Translation:There are two small windows in the bathroom.
Windows are in most American bathrooms, but seem rare in Europe. If it is in a busy area, they might be frosted.
There's a technical reason to that. With the English construction "There are windows", the windows are the subject of the sentence, so they influence the conjugation of the verb, making it "are".
In the Spanish "Hay ventanas", the windows are an object. Hay is an impersonal verb conjugation, meaning that it has an unchanging dummy subject without meaning, much like the English "it" in "It is raining."
Hay is a special conjugation of the verb haber. Haber most often means "to have" (the kind of "have" you use in perfect-tense sentences: "He has eaten the cake" - "Él ha comido el pastel"). But in the impersonal form hay, it is used to talk about the existence of something. It translates as "there is" or "there are" in English in that case.
- Hay mucha gente aquí. - There are many people here.
- En el restaurante no hay vino. - In the restaurant there is no wine.
In America, it is very common to have a window in a bathroom. They are usually, and should be, covered with some kind of window covering. If it is on the second floor or above, there may not be any need for the window covering. In a fancy bathroom, there may be more than one windows, maybe looking down your meadow below. Also, it is not unusual to have a skylight (window on the roof), in a fancy bathroom. We can install different type of window covering, if needed. The windows in the bathroom will brighten up the bathroom, and convenient for ventilation, as needed.

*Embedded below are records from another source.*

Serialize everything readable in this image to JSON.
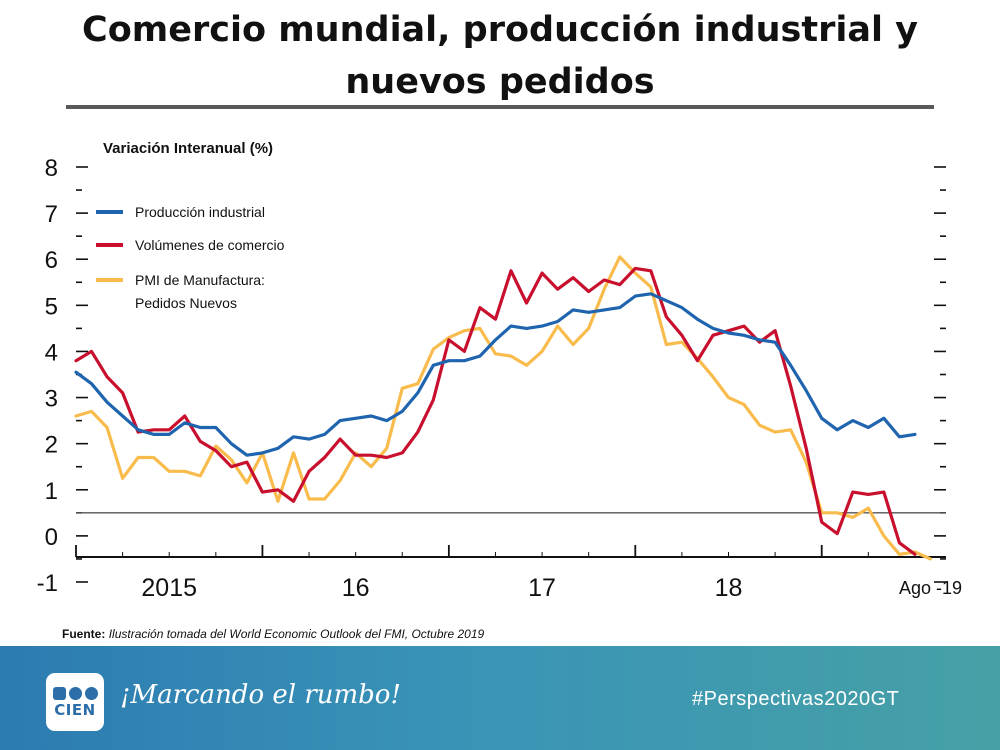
{
  "slide": {
    "title_line1": "Comercio mundial, producción industrial y",
    "title_line2": "nuevos pedidos"
  },
  "source": {
    "label": "Fuente:",
    "text": "Ilustración tomada del World Economic Outlook del FMI, Octubre 2019"
  },
  "footer": {
    "logo_text": "CIEN",
    "slogan": "¡Marcando el rumbo!",
    "hashtag": "#Perspectivas2020GT"
  },
  "colors": {
    "industrial": "#1f64ae",
    "trade": "#c8102e",
    "pmi": "#f9bc4c",
    "accent_footer": "#3993b7"
  },
  "chart_data": {
    "type": "line",
    "title": "Variación Interanual (%)",
    "ylim": [
      -1,
      8
    ],
    "yticks": [
      "-1",
      "0",
      "1",
      "2",
      "3",
      "4",
      "5",
      "6",
      "7",
      "8"
    ],
    "xlabels": [
      "2015",
      "16",
      "17",
      "18",
      "Ago -19"
    ],
    "x_start": "2015-01",
    "x_end_months": 56,
    "reference_line": 0.5,
    "legend": [
      "Producción industrial",
      "Volúmenes de comercio",
      "PMI de Manufactura:",
      "Pedidos Nuevos"
    ],
    "series": [
      {
        "name": "Producción industrial",
        "color": "#1f64ae",
        "values": [
          3.55,
          3.3,
          2.9,
          2.6,
          2.3,
          2.2,
          2.2,
          2.45,
          2.35,
          2.35,
          2.0,
          1.75,
          1.8,
          1.9,
          2.15,
          2.1,
          2.2,
          2.5,
          2.55,
          2.6,
          2.5,
          2.7,
          3.1,
          3.7,
          3.8,
          3.8,
          3.9,
          4.25,
          4.55,
          4.5,
          4.55,
          4.65,
          4.9,
          4.85,
          4.9,
          4.95,
          5.2,
          5.25,
          5.1,
          4.95,
          4.7,
          4.5,
          4.4,
          4.35,
          4.25,
          4.2,
          3.7,
          3.15,
          2.55,
          2.3,
          2.5,
          2.35,
          2.55,
          2.15,
          2.2
        ]
      },
      {
        "name": "Volúmenes de comercio",
        "color": "#c8102e",
        "values": [
          3.8,
          4.0,
          3.45,
          3.1,
          2.25,
          2.3,
          2.3,
          2.6,
          2.05,
          1.85,
          1.5,
          1.6,
          0.95,
          1.0,
          0.75,
          1.4,
          1.7,
          2.1,
          1.75,
          1.75,
          1.7,
          1.8,
          2.25,
          2.95,
          4.25,
          4.0,
          4.95,
          4.7,
          5.75,
          5.05,
          5.7,
          5.35,
          5.6,
          5.3,
          5.55,
          5.45,
          5.8,
          5.75,
          4.75,
          4.35,
          3.8,
          4.35,
          4.45,
          4.55,
          4.2,
          4.45,
          3.25,
          1.9,
          0.3,
          0.05,
          0.95,
          0.9,
          0.95,
          -0.15,
          -0.4
        ]
      },
      {
        "name": "PMI de Manufactura: Pedidos Nuevos",
        "color": "#f9bc4c",
        "values": [
          2.6,
          2.7,
          2.35,
          1.25,
          1.7,
          1.7,
          1.4,
          1.4,
          1.3,
          1.95,
          1.65,
          1.15,
          1.8,
          0.75,
          1.8,
          0.8,
          0.8,
          1.2,
          1.8,
          1.5,
          1.9,
          3.2,
          3.3,
          4.05,
          4.3,
          4.45,
          4.5,
          3.95,
          3.9,
          3.7,
          4.0,
          4.55,
          4.15,
          4.5,
          5.35,
          6.05,
          5.7,
          5.4,
          4.15,
          4.2,
          3.85,
          3.45,
          3.0,
          2.85,
          2.4,
          2.25,
          2.3,
          1.6,
          0.5,
          0.5,
          0.4,
          0.6,
          0.0,
          -0.4,
          -0.35,
          -0.5
        ]
      }
    ]
  }
}
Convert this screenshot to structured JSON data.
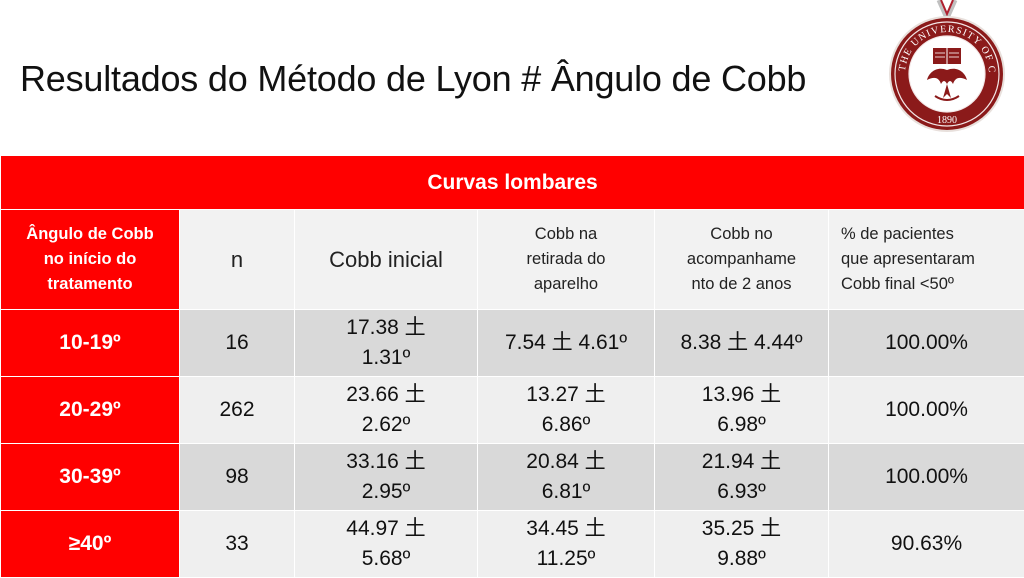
{
  "slide": {
    "title": "Resultados do Método de Lyon # Ângulo de Cobb"
  },
  "seal": {
    "text_top": "THE UNIVERSITY OF CHICAGO",
    "year": "1890"
  },
  "table": {
    "banner": "Curvas lombares",
    "headers": {
      "col1": [
        "Ângulo de Cobb",
        "no início do",
        "tratamento"
      ],
      "col2": "n",
      "col3": "Cobb inicial",
      "col4": [
        "Cobb na",
        "retirada do",
        "aparelho"
      ],
      "col5": [
        "Cobb no",
        "acompanhame",
        "nto de 2 anos"
      ],
      "col6": [
        "% de pacientes",
        "que apresentaram",
        "Cobb final <50º"
      ]
    },
    "rows": [
      {
        "range": "10-19º",
        "n": "16",
        "initial": [
          "17.38 土",
          "1.31º"
        ],
        "removal": [
          "7.54 土 4.61º"
        ],
        "followup": [
          "8.38 土 4.44º"
        ],
        "percent": "100.00%"
      },
      {
        "range": "20-29º",
        "n": "262",
        "initial": [
          "23.66 土",
          "2.62º"
        ],
        "removal": [
          "13.27 土",
          "6.86º"
        ],
        "followup": [
          "13.96 土",
          "6.98º"
        ],
        "percent": "100.00%"
      },
      {
        "range": "30-39º",
        "n": "98",
        "initial": [
          "33.16 土",
          "2.95º"
        ],
        "removal": [
          "20.84 土",
          "6.81º"
        ],
        "followup": [
          "21.94 土",
          "6.93º"
        ],
        "percent": "100.00%"
      },
      {
        "range": "≥40º",
        "n": "33",
        "initial": [
          "44.97 土",
          "5.68º"
        ],
        "removal": [
          "34.45 土",
          "11.25º"
        ],
        "followup": [
          "35.25 土",
          "9.88º"
        ],
        "percent": "90.63%"
      }
    ]
  },
  "colors": {
    "accent_red": "#ff0000",
    "row_dark": "#d9d9d9",
    "row_light": "#efefef",
    "seal_red": "#8b1a1a"
  }
}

Of all the Spanish language learning sites I've tried, this female voice is the sloppiest enunciator by far. All she has to do, for instructional purposes, is to slow down a tad and actually pronounce the vowels and particularly her 'esses' where she seems to run out of breath. Fine, when I get to the super-advanced levels, she can go back to speaking street-level sloppy Spanish -- just like many people in any language; but right now I/we, are learning this language. Why do I rarely mistake the male announcer's statements? Yeh, yeh, I know you're going to denounce me as a sexist etc., but seriously, I can see, via the comments, that I'm not the only one with this issue.